Membrane Separation Process By Kaushik Nath Pdf 13 REPACK
Membrane Separation Process By Kaushik Nath Pdf 13
an anion exchange membrane (aem) was used to separate hcl from nacl brine in a pilot scale experiment. the performance of the membrane under different feed temperature, nacl concentration, and feed flow rate was investigated. the results indicate that the hcl flux increased with the increase of nacl concentration and that the nacl flux decreased with increasing feed temperature. the optimum nacl concentration for hcl and nacl flux was found to be 5.00 wt%. under the optimum conditions, the hcl flux was found to be 18.62 l/m2hr, which is almost three times higher than the hcl flux reported for typical membrane process
in this study, the membrane electrochemical system (mes) was used for the treatment of an anaerobic sludge with addition of nacl and hcl as co-substrates. the effect of nacl and hcl concentration on the performance of the mes was investigated. it was found that the highest cod removal efficiency of 93.
the development of an alternative and efficient process for wastewater treatment is very important in the field of wastewater treatment. the existing processes such as biodegradation, adsorption, and membrane filtration are expensive, time consuming, and ineffective methods to remove the pollutants from the wastewater [ 14 ]. membrane filtration is the most widely employed, cost-effective, and efficient method for the removal of organic pollutants from the wastewater. however, the use of membranes is restricted by several factors such as mechanical, hydraulic, and economic constraints [ 14 ]. due to the restrictions in the use of membranes, a variety of alternative methods including adsorption, coagulation, and electrochemical processes have been developed to overcome the membrane limitations [ 13, 15 ].
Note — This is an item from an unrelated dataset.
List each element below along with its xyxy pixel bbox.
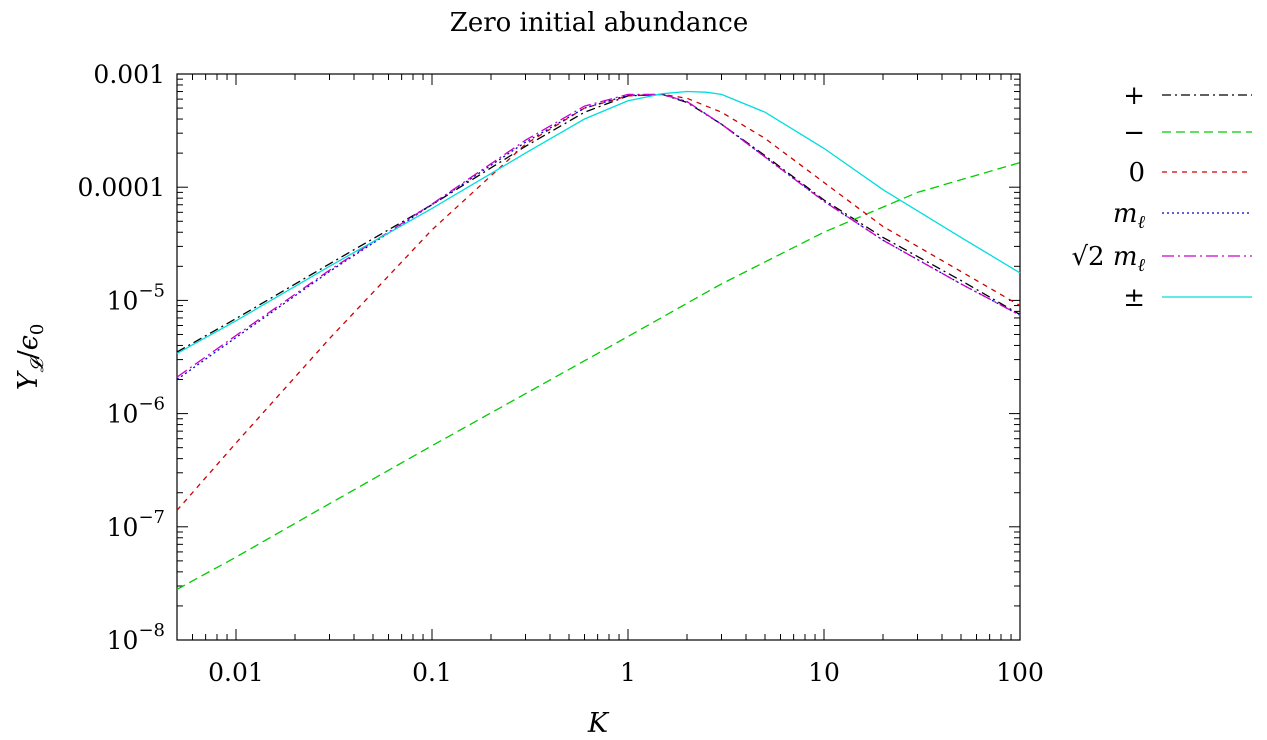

k. nath, h. dave, and a. h. mohammadinia. carbon nanotubes as a novel nano-filler material for membrane electrode assemblies in methanol fuel cells. journal of the electrochemical society, 2016, 163, a4, 791-798.
s. nath, r. vinayak, s. s. dixit, s. sarma, s. m. mansuri, h. dave, and a. h. mohammadinia. membrane electrode assemblies for methanol-fuel cell applications. journal of nanoparticle research, 2014, 6, a9, 979-982.
s. nath, r. vinayak, s. s. sarma, s. m. mansuri, h. dave, and a. h. mohammadinia. membrane electrode assemblies for methanol-fuel cell applications. journal of nanoparticle research, 2014, 6, a9, 979-982.
phi learning pvt. ltd. amazon.com find in a library all sellers this book covers the fundamentals as well as the recent developments of different processes along with their industrial applications and the products. it includes the basic principles, operating parameters, membrane hardware, flux equation, transport mechanism, and applications of membrane-based technologies.
separation of sulfuric acid from a dilute solution involved a plate and frame type electrodialysis unit using a commercial anion exchange membrane. experiments were conducted in batch with catholyte concentrations ranging from 1 to 5 wt%. effect of applied current density, initial catholyte concentration and initial concentration difference of catholyte and anolyte on the molar flux was studied extensively. the maximum molar flux was estimated to be 10.5210-8 mol cm-2s-1 at 4.45 wt% catholyte concentration and applied current density of 30 ma cm-2. current efficiencies were observed to be 75 to 85% at lower current density, which rose to more than 100% at 20 and 30ma cm-2, at equal initial concentration of catholyte and anolyte. diffusive flux and flux due to membrane potential contributed very less compared to total flux in presence of applied electric current. an equation was developed to predict the practical molar fluxes, which fitted satisfactorily with minor standard deviation. pristine and used membrane specimens were characterized using fourier transform infrared spectroscopy (ftir) and scanning electron microscopy (sem).